Output: std::vector<float> representing the next motor commands (e.g., joint velocities or end-effector deltas).
"F1 Car" Technology: This class orchestrates multiple, hyper-optimized TensorRT engines (a vision encoder and a policy MLP) within a hard real-time C++ application, ensuring a consistent, low-latency perception-to-action loop.
GraspPlanner
Performs 6D pose estimation on an object to determine a stable grasp for a robotic hand.
Header: #include <xinfer/zoo/robotics/grasp_planner.h>
(Note: This is a conceptual name for a 6D Pose Estimator specialized for robotics)
Use Case: Bin Picking
A robot needs to pick a specific object out of a bin of jumbled, randomly oriented parts. It must accurately determine the object's 3D position and orientation to grasp it successfully.
#include <xinfer/zoo/robotics/grasp_planner.h> // Conceptual header
#include <opencv2/opencv.hpp>
#include <iostream>
int main() {
// 1. Initialize the grasp planner.
// The engine would be a specialized model trained on 3D data.
xinfer::zoo::robotics::GraspPlannerConfig config;
config.engine_path = "assets/6d_pose_estimator.engine";
xinfer::zoo::robotics::GraspPlanner planner(config);
// 2. Get an RGB-D image from a 3D camera.

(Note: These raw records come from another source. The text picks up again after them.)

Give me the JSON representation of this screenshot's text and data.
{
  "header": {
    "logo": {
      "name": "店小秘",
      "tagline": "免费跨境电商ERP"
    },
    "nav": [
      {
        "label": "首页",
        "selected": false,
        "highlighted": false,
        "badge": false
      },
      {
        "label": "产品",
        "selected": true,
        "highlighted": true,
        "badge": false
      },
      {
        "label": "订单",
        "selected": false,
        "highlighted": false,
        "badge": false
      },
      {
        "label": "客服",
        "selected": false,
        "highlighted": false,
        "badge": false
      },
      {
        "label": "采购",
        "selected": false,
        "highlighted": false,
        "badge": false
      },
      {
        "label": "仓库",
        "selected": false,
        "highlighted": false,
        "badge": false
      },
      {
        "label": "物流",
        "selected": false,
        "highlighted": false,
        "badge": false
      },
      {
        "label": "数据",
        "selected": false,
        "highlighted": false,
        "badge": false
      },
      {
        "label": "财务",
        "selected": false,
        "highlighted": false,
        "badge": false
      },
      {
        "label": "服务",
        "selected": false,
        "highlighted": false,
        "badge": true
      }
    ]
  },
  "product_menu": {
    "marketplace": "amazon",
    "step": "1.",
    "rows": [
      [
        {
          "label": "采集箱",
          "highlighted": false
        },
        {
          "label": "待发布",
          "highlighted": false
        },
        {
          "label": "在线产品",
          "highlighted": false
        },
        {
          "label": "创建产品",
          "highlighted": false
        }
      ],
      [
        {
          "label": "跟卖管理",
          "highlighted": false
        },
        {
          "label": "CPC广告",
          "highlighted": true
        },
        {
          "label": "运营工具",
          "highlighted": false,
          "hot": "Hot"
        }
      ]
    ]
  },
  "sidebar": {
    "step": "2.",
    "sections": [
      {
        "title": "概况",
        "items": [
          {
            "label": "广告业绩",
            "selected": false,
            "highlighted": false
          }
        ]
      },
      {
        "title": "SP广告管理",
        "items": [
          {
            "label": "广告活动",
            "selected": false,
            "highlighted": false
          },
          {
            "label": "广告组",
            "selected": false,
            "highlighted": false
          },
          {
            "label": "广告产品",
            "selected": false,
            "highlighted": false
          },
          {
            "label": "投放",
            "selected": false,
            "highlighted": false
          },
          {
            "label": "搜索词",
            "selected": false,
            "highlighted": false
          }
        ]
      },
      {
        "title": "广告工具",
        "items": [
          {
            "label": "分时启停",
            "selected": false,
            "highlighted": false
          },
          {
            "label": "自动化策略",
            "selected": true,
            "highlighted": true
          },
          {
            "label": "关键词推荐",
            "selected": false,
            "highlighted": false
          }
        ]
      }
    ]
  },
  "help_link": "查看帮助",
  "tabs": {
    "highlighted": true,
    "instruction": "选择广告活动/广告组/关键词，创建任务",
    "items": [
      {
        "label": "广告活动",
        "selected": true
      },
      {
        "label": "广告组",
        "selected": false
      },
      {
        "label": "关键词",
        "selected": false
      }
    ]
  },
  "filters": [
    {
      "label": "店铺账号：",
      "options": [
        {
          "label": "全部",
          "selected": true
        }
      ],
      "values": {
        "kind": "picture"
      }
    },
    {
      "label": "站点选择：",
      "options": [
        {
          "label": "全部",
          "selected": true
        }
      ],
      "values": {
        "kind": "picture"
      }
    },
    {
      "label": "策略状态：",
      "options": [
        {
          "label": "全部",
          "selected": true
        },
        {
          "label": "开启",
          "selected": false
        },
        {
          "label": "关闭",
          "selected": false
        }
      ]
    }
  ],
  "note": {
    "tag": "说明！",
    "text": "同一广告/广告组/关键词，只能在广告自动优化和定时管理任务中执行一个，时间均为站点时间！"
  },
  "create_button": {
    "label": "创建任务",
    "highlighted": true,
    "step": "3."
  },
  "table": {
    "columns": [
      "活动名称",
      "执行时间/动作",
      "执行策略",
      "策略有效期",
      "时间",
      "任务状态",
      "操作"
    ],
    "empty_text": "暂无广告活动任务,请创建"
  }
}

cv::Mat color_image; // ... from sensor
cv::Mat depth_image; // ... from sensor
// 3. Predict the 6D pose of the target object.
auto grasp_poses = planner.predict(color_image, depth_image);
// 4. Execute the grasp with the robot arm.
if (!grasp_poses.empty()) {
std::cout << "Found a graspable object. Executing pick.\n";
// ... robot control logic to move to the grasp_poses ...
} else {
std::cout << "No graspable object found.\n";
}
return 0;
}Config Struct: GraspPlannerConfig
Input: cv::Mat for color and depth data.
Output: A list of possible 6D grasp poses (position + quaternion rotation).
"F1 Car" Technology: This pipeline would use custom CUDA kernels for point cloud processing (e.g., from the depth image) and a fused TensorRT engine for the final pose regression.